29 julio 2004

El sacerdocio en el Opus Dei.

Hay un tema que me parece muy interesante, y me gustaría, si puedes, que expliques: aparte de sentir la llamada de Dios, algo esencial, ¿cómo son las formas para llegar a ser sacerdote de la Obra? entre algunas cosas me refiero a cómo una persona puede ir a estudiar a la Sociedad Sacerdotal de la Santa Cruz, etc. Creo que comprendes, pues se habla mucho de todas las formas de vivir la Obra pero poco como sacerdote. Es obvio, porque la institución es eminentemente laical, pero los sacerdotes están.

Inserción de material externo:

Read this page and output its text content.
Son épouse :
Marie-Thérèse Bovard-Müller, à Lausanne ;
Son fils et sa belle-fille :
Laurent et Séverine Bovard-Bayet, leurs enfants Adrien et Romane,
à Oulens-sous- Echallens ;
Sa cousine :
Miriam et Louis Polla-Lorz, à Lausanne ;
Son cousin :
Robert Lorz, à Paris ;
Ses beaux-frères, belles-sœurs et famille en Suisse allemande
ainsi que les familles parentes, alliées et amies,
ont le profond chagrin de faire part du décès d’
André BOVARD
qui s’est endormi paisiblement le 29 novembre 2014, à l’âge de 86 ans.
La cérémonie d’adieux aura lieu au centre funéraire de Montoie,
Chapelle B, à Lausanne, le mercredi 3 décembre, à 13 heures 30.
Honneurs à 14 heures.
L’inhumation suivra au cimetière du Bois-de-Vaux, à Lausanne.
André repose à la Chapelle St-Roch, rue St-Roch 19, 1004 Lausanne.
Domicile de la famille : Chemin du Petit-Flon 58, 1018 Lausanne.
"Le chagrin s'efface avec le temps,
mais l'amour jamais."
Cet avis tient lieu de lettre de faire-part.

Te agrdecería mucho que lo comentes.Un abrazo.

Dentro de la Sociedad Sacerdotal de la Santa Cruz, asociación de clérigos intrínseca e inseparable de la Prelatura del Opus Dei, hay sacerdotes en dos situaciones bien diversas: unos están incardinados en la Prelatura (su ordinario es el Prelado del Opus Dei) y otros están incardinados en sus diócesis (su ordinario es el obispo diocesano).

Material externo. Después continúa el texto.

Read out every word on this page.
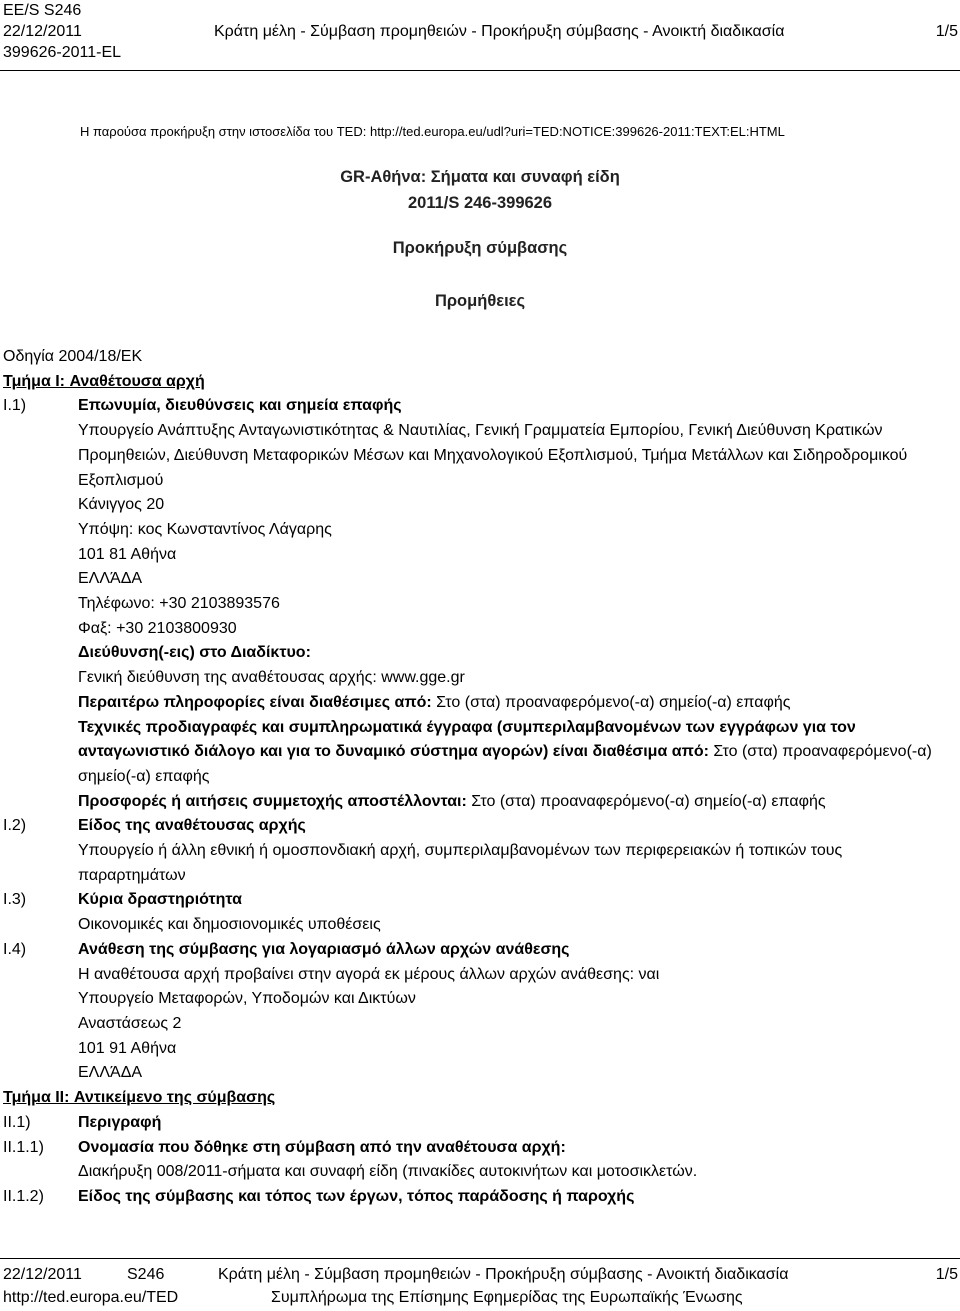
EE/S S246
22/12/2011	Κράτη μέλη - Σύμβαση προμηθειών - Προκήρυξη σύμβασης - Ανοικτή διαδικασία	1/5
399626-2011-EL
Η παρούσα προκήρυξη στην ιστοσελίδα του TED: http://ted.europa.eu/udl?uri=TED:NOTICE:399626-2011:TEXT:EL:HTML
GR-Αθήνα: Σήματα και συναφή είδη
2011/S 246-399626
Προκήρυξη σύμβασης
Προμήθειες
Οδηγία 2004/18/ΕΚ
Τμήμα I: Αναθέτουσα αρχή
I.1)	Επωνυμία, διευθύνσεις και σημεία επαφής
Υπουργείο Ανάπτυξης Ανταγωνιστικότητας & Ναυτιλίας, Γενική Γραμματεία Εμπορίου, Γενική Διεύθυνση Κρατικών Προμηθειών, Διεύθυνση Μεταφορικών Μέσων και Μηχανολογικού Εξοπλισμού, Τμήμα Μετάλλων και Σιδηροδρομικού Εξοπλισμού
Κάνιγγος 20
Υπόψη: κος Κωνσταντίνος Λάγαρης
101 81 Αθήνα
ΕΛΛΆΔΑ
Τηλέφωνο: +30 2103893576
Φαξ: +30 2103800930
Διεύθυνση(-εις) στο Διαδίκτυο:
Γενική διεύθυνση της αναθέτουσας αρχής: www.gge.gr
Περαιτέρω πληροφορίες είναι διαθέσιμες από: Στο (στα) προαναφερόμενο(-α) σημείο(-α) επαφής
Τεχνικές προδιαγραφές και συμπληρωματικά έγγραφα (συμπεριλαμβανομένων των εγγράφων για τον ανταγωνιστικό διάλογο και για το δυναμικό σύστημα αγορών) είναι διαθέσιμα από: Στο (στα) προαναφερόμενο(-α) σημείο(-α) επαφής
Προσφορές ή αιτήσεις συμμετοχής αποστέλλονται: Στο (στα) προαναφερόμενο(-α) σημείο(-α) επαφής
I.2)	Είδος της αναθέτουσας αρχής
Υπουργείο ή άλλη εθνική ή ομοσπονδιακή αρχή, συμπεριλαμβανομένων των περιφερειακών ή τοπικών τους παραρτημάτων
I.3)	Κύρια δραστηριότητα
Οικονομικές και δημοσιονομικές υποθέσεις
I.4)	Ανάθεση της σύμβασης για λογαριασμό άλλων αρχών ανάθεσης
Η αναθέτουσα αρχή προβαίνει στην αγορά εκ μέρους άλλων αρχών ανάθεσης: ναι
Υπουργείο Μεταφορών, Υποδομών και Δικτύων
Αναστάσεως 2
101 91 Αθήνα
ΕΛΛΆΔΑ
Τμήμα II: Αντικείμενο της σύμβασης
II.1)	Περιγραφή
II.1.1) Ονομασία που δόθηκε στη σύμβαση από την αναθέτουσα αρχή:
Διακήρυξη 008/2011-σήματα και συναφή είδη (πινακίδες αυτοκινήτων και μοτοσικλετών.
II.1.2) Είδος της σύμβασης και τόπος των έργων, τόπος παράδοσης ή παροχής
22/12/2011	S246	Κράτη μέλη - Σύμβαση προμηθειών - Προκήρυξη σύμβασης - Ανοικτή διαδικασία	1/5
http://ted.europa.eu/TED	Συμπλήρωμα της Επίσημης Εφημερίδας της Ευρωπαϊκής Ένωσης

Están incardinados en la Prelatura los miembros Numerarios y Agregados del Opus Dei que reciben la ordenación sacerdotal. Estos fieles de la Obra se ordenan para servir a la toda la Iglesia cumpliendo su misión específica, que normalmente les lleva a dedicarse a la atención de los apostolados del Opus Dei. En cada diócesis, cumplen con esmero las indicaciones que el obispo diocesano establece para la misma y “tiran del carro” en la misma dirección que él marca.

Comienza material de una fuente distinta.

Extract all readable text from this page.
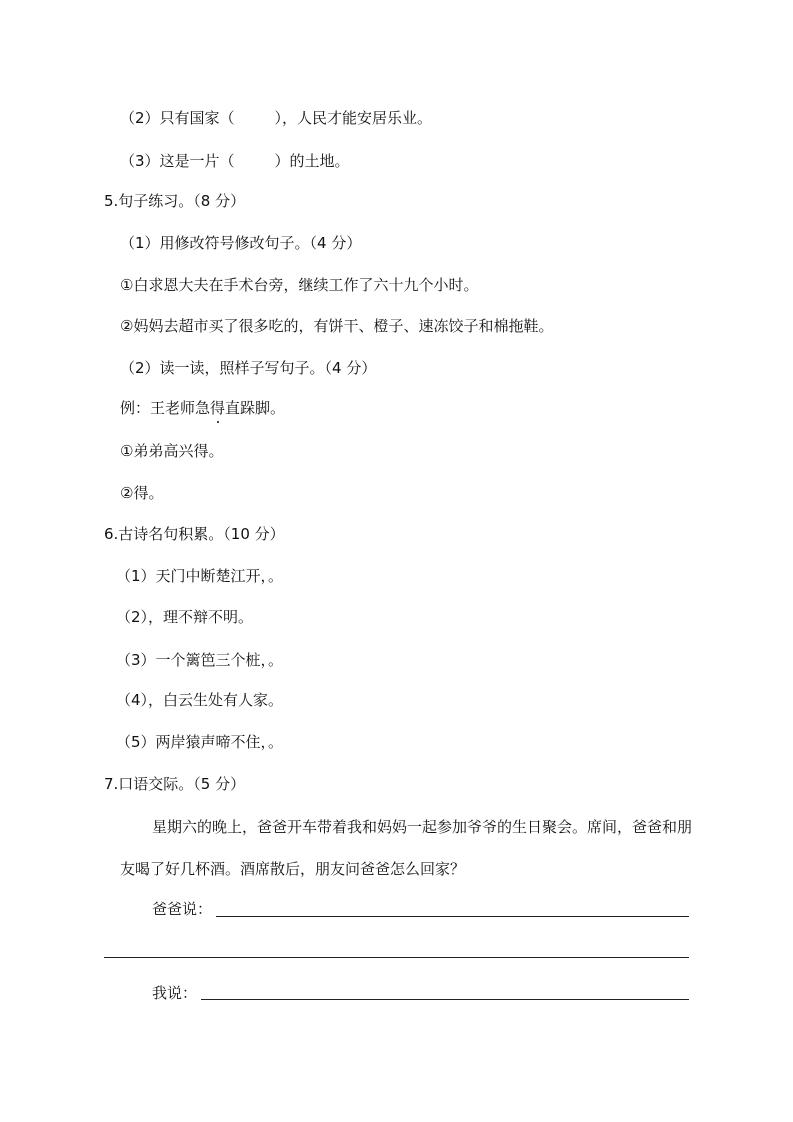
（2）只有国家（	），人民才能安居乐业。
（3）这是一片（	）的土地。
5.句子练习。（8 分）
（1）用修改符号修改句子。（4 分）
①白求恩大夫在手术台旁，继续工作了六十九个小时。
②妈妈去超市买了很多吃的，有饼干、橙子、速冻饺子和棉拖鞋。
（2）读一读，照样子写句子。（4 分）
例：王老师急得直跺脚。
①弟弟高兴得。
②得。
6.古诗名句积累。（10 分）
（1）天门中断楚江开，。
（2），理不辩不明。
（3）一个篱笆三个桩，。
（4），白云生处有人家。
（5）两岸猿声啼不住，。
7.口语交际。（5 分）
星期六的晚上，爸爸开车带着我和妈妈一起参加爷爷的生日聚会。席间，爸爸和朋
友喝了好几杯酒。酒席散后，朋友问爸爸怎么回家？
爸爸说：
我说：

Los sacerdotes diocesanos de la Obra no pertenecen a la Prelatura, sino que forman parte de la Sociedad Sacerdotal de la Santa Cruz. Sobre este tema te recomiendo lo que se dice en esta página, donde hay varias preguntas sobre el asunto.

La Obra es eminentemente laical, pero también es esencialmente sacerdotal, como parte de la Iglesia que es. El sacerdocio es absolutamente necesario en el Opus Dei. Cuando la Obra fue fundada, en el alma sellada por el carácter sacramental de San Josemaría, sacerdote joven, ya estaba esta dimensión imprescindible.

Sin embargo, en la Obra los sacerdotes no forman clase aparte, ni el hecho de recibir la llamada al sacerdocio se ve como una “coronación” de la vocación al Opus Dei: es otro modo de servir, que asumen con alegría.